This morning the kids at Little Brother’s school attended Mass. He likes it when I go to the school Masses, so I do that when I can. Even though it means an extra half-hour out of my day (I go to daily Mass, but with no music and only 50 communicants, as opposed to 250+, it goes more quickly).
It’s a good thing I was there today.
Had I not been there, I’d have missed the extremely cute sight of the kindergarten classes processing in, before the priest, while everyone sang “O Come All Ye Faithful.” Each little student wore a homemade crown and carried a picture of a present, that he had colored himself. As the kids walked to the front of the church, they placed these presents in front of the Nativity scene. SO cute!
Had I not been there, I’d have missed a very interesting homily by a priest who has been living his vocation for over 50 years.
Had I not been there, I would have been sitting in another church, with my cell phone off, basically unreachable. And that would have been a bad thing, because Little Brother fainted sometime between the “Holy Holy” and the Memorial Acclamation.
I saw some teachers rushing toward the choir area (up front, in an alcove near the altar). Another teacher was running up the center aisle. She saw me and mouthed Little Brother’s name. I grabbed my coat and handbag and rushed out of the pew, just as the Phys. Ed. teacher led Little Brother out the door that adjoins the choir area.
I took off for the main church exit, which was closer, then ran through the school hallway and let them in through the side door as the teacher was waving at the nurse’s office window, trying to get her attention, so she could have someone open the door. Everyone else was in church.
The teacher was supporting Little Brother as I opened the door. I took him from there as she said, “Oh, you’re here! That’s good!” Then I led him slowly to the nurse’s office. We sat him down on a chair, but his pale face and weak expression convinced me that he needed to lie down. So I asked her if he could rest on the cot in the office.
He didn’t have a fever, but I was definitely taking him home, so I left them there while I ran upstairs to his classroom to find his coat and backpack. His teacher was in the nurse’s office when I returned, and she teased me about stopping my kids from doing things like this (she’s the one who jumped over pews when Middle Sister passed out in church a couple of years ago.)
For the record, we’re now three for three as far as fainting in church.

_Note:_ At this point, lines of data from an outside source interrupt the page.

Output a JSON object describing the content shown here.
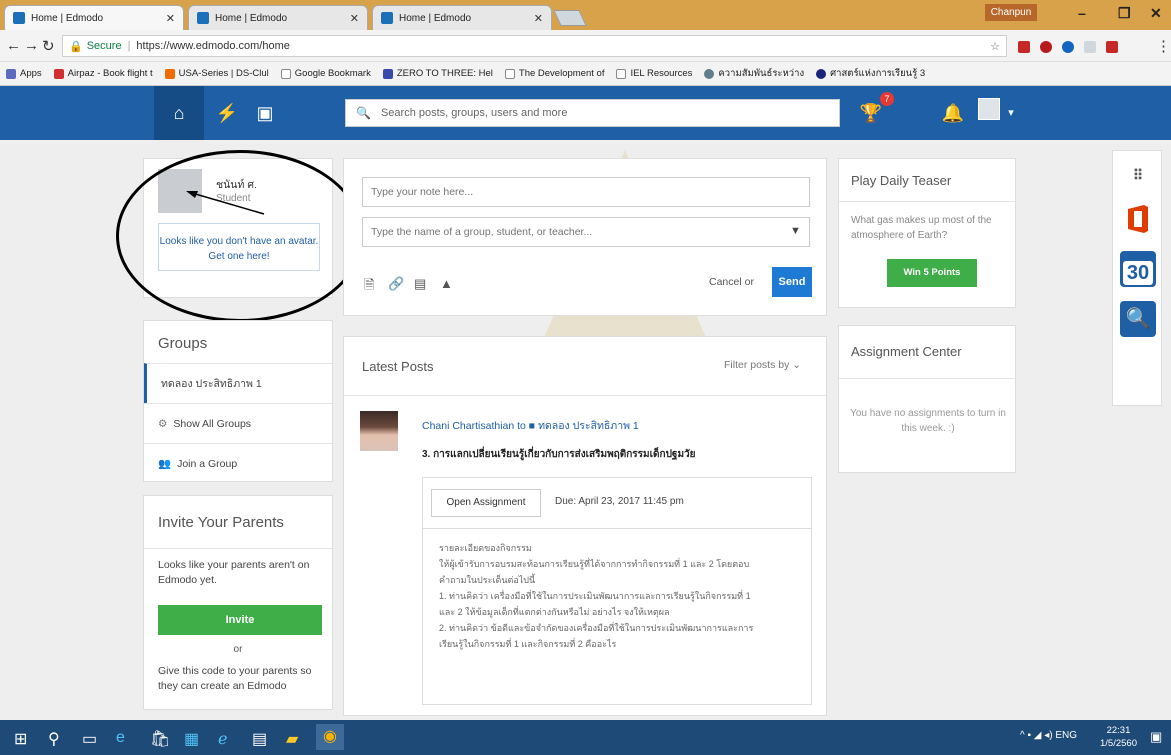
{
  "browser": {
    "tabs": [
      {
        "label": "Home | Edmodo"
      },
      {
        "label": "Home | Edmodo"
      },
      {
        "label": "Home | Edmodo"
      }
    ],
    "profile_name": "Chanpun",
    "address": {
      "secure_label": "Secure",
      "url": "https://www.edmodo.com/home"
    },
    "apps_label": "Apps",
    "bookmarks": [
      "Airpaz - Book flight t",
      "USA-Series | DS-Clul",
      "Google Bookmark",
      "ZERO TO THREE: Hel",
      "The Development of",
      "IEL Resources",
      "ความสัมพันธ์ระหว่าง",
      "ศาสตร์แห่งการเรียนรู้ 3"
    ]
  },
  "navbar": {
    "search_placeholder": "Search posts, groups, users and more",
    "trophy_badge": "7"
  },
  "profile": {
    "name": "ชนันท์ ศ.",
    "role": "Student",
    "avatar_prompt": "Looks like you don't have an avatar. Get one here!"
  },
  "groups": {
    "title": "Groups",
    "items": [
      {
        "label": "ทดลอง ประสิทธิภาพ 1"
      },
      {
        "label": "Show All Groups"
      },
      {
        "label": "Join a Group"
      }
    ]
  },
  "invite": {
    "title": "Invite Your Parents",
    "text": "Looks like your parents aren't on Edmodo yet.",
    "button": "Invite",
    "or": "or",
    "code_text": "Give this code to your parents so they can create an Edmodo"
  },
  "composer": {
    "note_placeholder": "Type your note here...",
    "recipient_placeholder": "Type the name of a group, student, or teacher...",
    "cancel": "Cancel or",
    "send": "Send"
  },
  "posts": {
    "title": "Latest Posts",
    "filter": "Filter posts by",
    "post": {
      "author": "Chani Chartisathian to ■ ทดลอง ประสิทธิภาพ 1",
      "title": "3. การแลกเปลี่ยนเรียนรู้เกี่ยวกับการส่งเสริมพฤติกรรมเด็กปฐมวัย",
      "open_button": "Open Assignment",
      "due": "Due: April 23, 2017 11:45 pm",
      "body": [
        "รายละเอียดของกิจกรรม",
        "ให้ผู้เข้ารับการอบรมสะท้อนการเรียนรู้ที่ได้จากการทำกิจกรรมที่ 1 และ 2 โดยตอบ",
        "คำถามในประเด็นต่อไปนี้",
        "1. ท่านคิดว่า เครื่องมือที่ใช้ในการประเมินพัฒนาการและการเรียนรู้ในกิจกรรมที่ 1",
        "และ 2 ให้ข้อมูลเด็กที่แตกต่างกันหรือไม่ อย่างไร จงให้เหตุผล",
        "2. ท่านคิดว่า ข้อดีและข้อจำกัดของเครื่องมือที่ใช้ในการประเมินพัฒนาการและการ",
        "เรียนรู้ในกิจกรรมที่ 1 และกิจกรรมที่ 2 คืออะไร"
      ]
    }
  },
  "teaser": {
    "title": "Play Daily Teaser",
    "question": "What gas makes up most of the atmosphere of Earth?",
    "button": "Win 5 Points"
  },
  "assignments": {
    "title": "Assignment Center",
    "empty": "You have no assignments to turn in this week. :)"
  },
  "apps": {
    "calendar_day": "30"
  },
  "taskbar": {
    "language": "ENG",
    "time": "22:31",
    "date": "1/5/2560"
  },
  "colors": {
    "navbar": "#1f5fa6",
    "green": "#3fae49",
    "send": "#1f7ad6"
  }
}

No surprise there; I used to do that myself, as did my dad, my mom, and my uncle. The kids come by this honestly.
Anyway, the nurse started speculating on what could be wrong with Little Brother that caused him to faint. After I detailed the breakfast he’d eaten (two slices of French toast and four slices of regular toast) she figured it wasn’t that.
“It might be the flu,” she commented. “When you were upstairs he said that his throat hurts. That’s how this flu starts, with a sore throat. You know, three people in Pennsylvania have died from the flu already this year.”
I was hoping Little Brother wasn’t paying attention, but I hoped wrong. He’s eight years old and very smart. His ears work just fine, even when the rest of him isn’t feeling so great at the moment. And she was sitting right there at the foot of the little cot he was lying on.
In the car, on the way home, he wondered if he might have the flu. He mentioned that people died from the flu. I spent the rest of the ride reassuring him that he’s fine and that he won’t be dying anytime soon.
His temp did hit 99 in the late afternoon, though he had no fever this morning. But his appetite’s been great. He ate the entire contents of his lunchbox before 11:30, and plowed his way through a big bowl of strawberries, two Pop-Tarts, and a lot of saltines before eating two helpings of spaghetti and meatballs for dinner.
I am more than pleased by how quickly the teachers acted when they noticed Little Brother’s distress, and the concern they showed. But the nurse’s bedside manner leaves much to be desired. Did she really need to scare a little boy who was probably plenty scared already about what had just happened? Did she need to suggest that he might have an illness that causes people to die?